Form of certificate representing the Series D Preferred Stock
Exhibit 4.2
SVB FINANCIAL GROUP
Incorporated under the laws of
the State of Delaware
NUMBER 1 CUSIP 78486Q AP6 | SERIES D NON-CUMULATIVE PERPETUAL PREFERRED STOCK | 10,000 SHARES |
This is to certify that
American Stock Transfer & Trust Company, LLC, as depositary, under the Deposit Agreement, dated as of October 28, 2021, among SVB Financial Group, a Delaware corporation (the Corporation), as issuer, American Stock Transfer & Trust Company, LLC, as depositary, and the holders from time to time of the depositary receipts described therein, is the registered owner of 10,000 fully paid and non-assessable shares of Series D Non-Cumulative Perpetual Preferred Stock, $0.001 par value and a liquidation amount of $100,000 per share, of the Corporation, transferable on the books of the Corporation by the holder hereof, in person or by duly authorized attorney, upon surrender of this Certificate properly endorsed. This Certificate is not valid unless countersigned and registered by the Transfer Agent and Registrar.
Witness the facsimile signatures of its duly authorized officers.
[Signature Page Follows]
Dated: October 28, 2021
SVB FINANCIAL GROUP | ||
By: | /s/ Greg Becker | |
Name: Greg Becker | ||
Title: President and Chief Executive Officer | ||
By: | /s/ Leeann Overstreet | |
Name: Leeann Overstreet | ||
Title: Assistant Secretary |
Countersigned and registered
American Stock Transfer & Trust Company, LLC, as Transfer Agent and Registrar
By: | /s/ Michael Legregin | |
Name: Michael Legregin | ||
Title: Senior Vice President, Attorney Advisory Group |
[Signature Page to Preferred Stock Certificate Series D]
(REVERSE OF CERTIFICATE)
SVB FINANCIAL GROUP
The Corporation will furnish without charge to each stockholder who so requests the powers, designations, preferences and relative participating, optional or special rights of each class of stock or series thereof of the Corporation and the qualifications, limitations or restrictions of such preferences and/or rights. Such request should be addressed to the Corporation or the Transfer Agent.

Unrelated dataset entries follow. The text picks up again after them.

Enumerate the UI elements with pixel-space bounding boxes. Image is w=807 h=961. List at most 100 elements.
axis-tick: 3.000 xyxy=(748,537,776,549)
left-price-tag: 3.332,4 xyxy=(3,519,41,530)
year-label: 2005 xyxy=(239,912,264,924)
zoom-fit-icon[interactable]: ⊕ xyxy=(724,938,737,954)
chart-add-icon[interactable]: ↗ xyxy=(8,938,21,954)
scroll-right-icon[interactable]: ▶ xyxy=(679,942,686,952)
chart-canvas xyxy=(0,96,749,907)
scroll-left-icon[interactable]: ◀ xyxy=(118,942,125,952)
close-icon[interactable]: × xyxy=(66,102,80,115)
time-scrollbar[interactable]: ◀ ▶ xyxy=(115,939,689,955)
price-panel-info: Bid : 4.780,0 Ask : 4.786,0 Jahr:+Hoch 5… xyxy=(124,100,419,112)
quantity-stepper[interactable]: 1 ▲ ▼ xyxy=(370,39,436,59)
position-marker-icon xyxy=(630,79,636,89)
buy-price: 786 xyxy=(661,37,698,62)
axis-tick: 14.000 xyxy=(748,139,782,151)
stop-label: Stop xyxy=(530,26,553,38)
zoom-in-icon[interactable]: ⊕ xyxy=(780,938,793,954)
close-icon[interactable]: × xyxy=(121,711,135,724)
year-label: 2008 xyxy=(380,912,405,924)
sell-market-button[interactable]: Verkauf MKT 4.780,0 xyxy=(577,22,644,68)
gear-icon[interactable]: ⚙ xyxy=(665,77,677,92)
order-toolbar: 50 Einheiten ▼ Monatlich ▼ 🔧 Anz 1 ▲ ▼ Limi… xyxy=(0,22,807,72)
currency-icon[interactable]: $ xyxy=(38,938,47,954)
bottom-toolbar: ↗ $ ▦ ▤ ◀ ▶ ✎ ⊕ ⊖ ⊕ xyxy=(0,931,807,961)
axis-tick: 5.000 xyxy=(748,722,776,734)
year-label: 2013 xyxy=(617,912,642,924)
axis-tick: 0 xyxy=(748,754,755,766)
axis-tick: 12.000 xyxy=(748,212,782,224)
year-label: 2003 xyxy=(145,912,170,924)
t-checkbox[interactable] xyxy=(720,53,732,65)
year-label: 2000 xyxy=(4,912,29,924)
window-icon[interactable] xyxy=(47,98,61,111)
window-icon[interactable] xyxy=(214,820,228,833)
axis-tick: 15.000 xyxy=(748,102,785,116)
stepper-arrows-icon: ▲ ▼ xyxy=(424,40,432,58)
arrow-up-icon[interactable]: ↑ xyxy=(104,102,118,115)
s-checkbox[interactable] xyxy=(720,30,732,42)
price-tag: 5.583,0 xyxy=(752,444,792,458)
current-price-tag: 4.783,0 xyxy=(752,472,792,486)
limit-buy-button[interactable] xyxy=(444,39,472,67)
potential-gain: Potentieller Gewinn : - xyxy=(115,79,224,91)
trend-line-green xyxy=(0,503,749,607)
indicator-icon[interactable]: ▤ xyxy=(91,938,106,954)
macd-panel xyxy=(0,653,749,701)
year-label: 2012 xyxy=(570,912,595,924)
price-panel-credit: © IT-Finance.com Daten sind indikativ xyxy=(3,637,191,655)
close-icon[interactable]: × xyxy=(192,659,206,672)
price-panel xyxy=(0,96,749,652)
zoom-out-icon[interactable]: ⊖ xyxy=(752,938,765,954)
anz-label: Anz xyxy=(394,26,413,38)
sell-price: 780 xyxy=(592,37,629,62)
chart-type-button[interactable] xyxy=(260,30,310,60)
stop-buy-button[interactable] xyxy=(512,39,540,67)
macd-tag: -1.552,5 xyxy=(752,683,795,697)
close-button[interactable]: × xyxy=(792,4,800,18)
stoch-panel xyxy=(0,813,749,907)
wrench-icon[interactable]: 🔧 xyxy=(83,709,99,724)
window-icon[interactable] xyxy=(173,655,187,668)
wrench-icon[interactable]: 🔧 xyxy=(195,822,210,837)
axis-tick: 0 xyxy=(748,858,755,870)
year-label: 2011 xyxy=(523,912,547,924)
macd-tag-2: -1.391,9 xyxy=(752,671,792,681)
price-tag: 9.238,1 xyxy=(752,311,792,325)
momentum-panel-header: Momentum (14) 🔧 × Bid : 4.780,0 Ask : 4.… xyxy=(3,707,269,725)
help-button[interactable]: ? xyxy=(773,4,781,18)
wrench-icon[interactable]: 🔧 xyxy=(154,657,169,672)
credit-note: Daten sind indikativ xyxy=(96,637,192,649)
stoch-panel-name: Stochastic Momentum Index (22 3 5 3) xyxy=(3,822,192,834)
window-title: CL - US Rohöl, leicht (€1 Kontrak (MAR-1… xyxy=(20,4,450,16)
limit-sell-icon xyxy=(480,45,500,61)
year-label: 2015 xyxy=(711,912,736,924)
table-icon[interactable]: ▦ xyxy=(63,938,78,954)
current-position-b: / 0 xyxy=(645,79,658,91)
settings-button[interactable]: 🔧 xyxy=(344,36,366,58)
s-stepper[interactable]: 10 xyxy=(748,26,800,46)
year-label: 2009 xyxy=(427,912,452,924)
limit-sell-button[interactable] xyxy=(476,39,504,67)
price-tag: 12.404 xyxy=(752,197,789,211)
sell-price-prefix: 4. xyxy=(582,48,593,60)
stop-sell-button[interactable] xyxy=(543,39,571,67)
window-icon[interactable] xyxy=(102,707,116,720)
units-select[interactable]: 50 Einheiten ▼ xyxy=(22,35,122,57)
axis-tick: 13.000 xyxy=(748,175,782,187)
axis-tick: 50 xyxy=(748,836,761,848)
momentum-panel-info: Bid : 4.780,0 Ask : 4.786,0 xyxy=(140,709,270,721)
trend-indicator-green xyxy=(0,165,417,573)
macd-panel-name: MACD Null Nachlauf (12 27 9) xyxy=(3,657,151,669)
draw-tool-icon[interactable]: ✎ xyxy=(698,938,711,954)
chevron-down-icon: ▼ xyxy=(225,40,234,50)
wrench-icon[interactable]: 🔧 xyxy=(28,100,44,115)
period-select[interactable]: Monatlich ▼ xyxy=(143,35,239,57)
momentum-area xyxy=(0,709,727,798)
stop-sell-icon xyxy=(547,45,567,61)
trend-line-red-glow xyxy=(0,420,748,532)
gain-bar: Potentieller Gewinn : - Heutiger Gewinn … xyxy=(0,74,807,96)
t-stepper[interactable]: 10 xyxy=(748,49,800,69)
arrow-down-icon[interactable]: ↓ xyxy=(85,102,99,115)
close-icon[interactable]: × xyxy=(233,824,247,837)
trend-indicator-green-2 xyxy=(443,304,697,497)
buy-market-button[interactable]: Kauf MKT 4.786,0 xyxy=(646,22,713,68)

The following abbreviations, when used in the inscription on the face of this certificate, shall be construed as though they were written out in full according to applicable laws or regulations:
TEN COM | as tenants in common | |||||
TEN ENT | as tenants by the entireties | |||||
JT TEN | as joint tenants with rights of survivorship and not as tenants in common | |||||
UNIF GIFT MIN ACT | Custodian | |||||
| ||||||
(Cust) | (Minor) | |||||
under Uniform Gift to Minors Act | ||||||
| ||||||
(State) |
Additional abbreviations may also be used though not in the above list.
For Value Received, the undersigned hereby sells, assigns and transfers unto
PLEASE INSERT SOCIAL SECURITY OR
OTHER IDENTIFYING NUMBER OF ASSIGNEE
(PLEASE PRINT OR TYPEWRITE NAME AND ADDRESS,
INCLUDING ZIP CODE OF ASSIGNEE)
Shares
of the capital stock represented by the within Certificate, and do hereby irrevocably constitute and appoint __________ Attorney to transfer the said stock on the books of the within named Corporation with full power of substitution in the premises.
Dated: _______________
NOTICE: THE SIGNATURE TO THE ASSIGNMENT MUST CORRESPOND WITH THE NAME AS WRITTEN UPON THE FACE OF THE CERTIFICATE IN EVERY PARTICULAR, WITHOUT ALTERATION OR ENLARGEMENT OR ANY CHANGE WHATEVER
Signature(s) Guaranteed:
THE SIGNATURE(S) SHOULD BE GUARANTEED BY AN ELIGIBLE GUARANTOR INSTITUTION (BANKS, STOCKBROKERS, SAVINGS AND LOAN ASSOCIATIONS AND CREDIT UNIONS WITH MEMBERSHIP IN AN APPROVED SIGNATURE GUARANTEE MEDALLION PROGRAM), PURSUANT TO RULE 17Ad-15 UNDER THE SECURITIES EXCHANGE ACT OF 1934.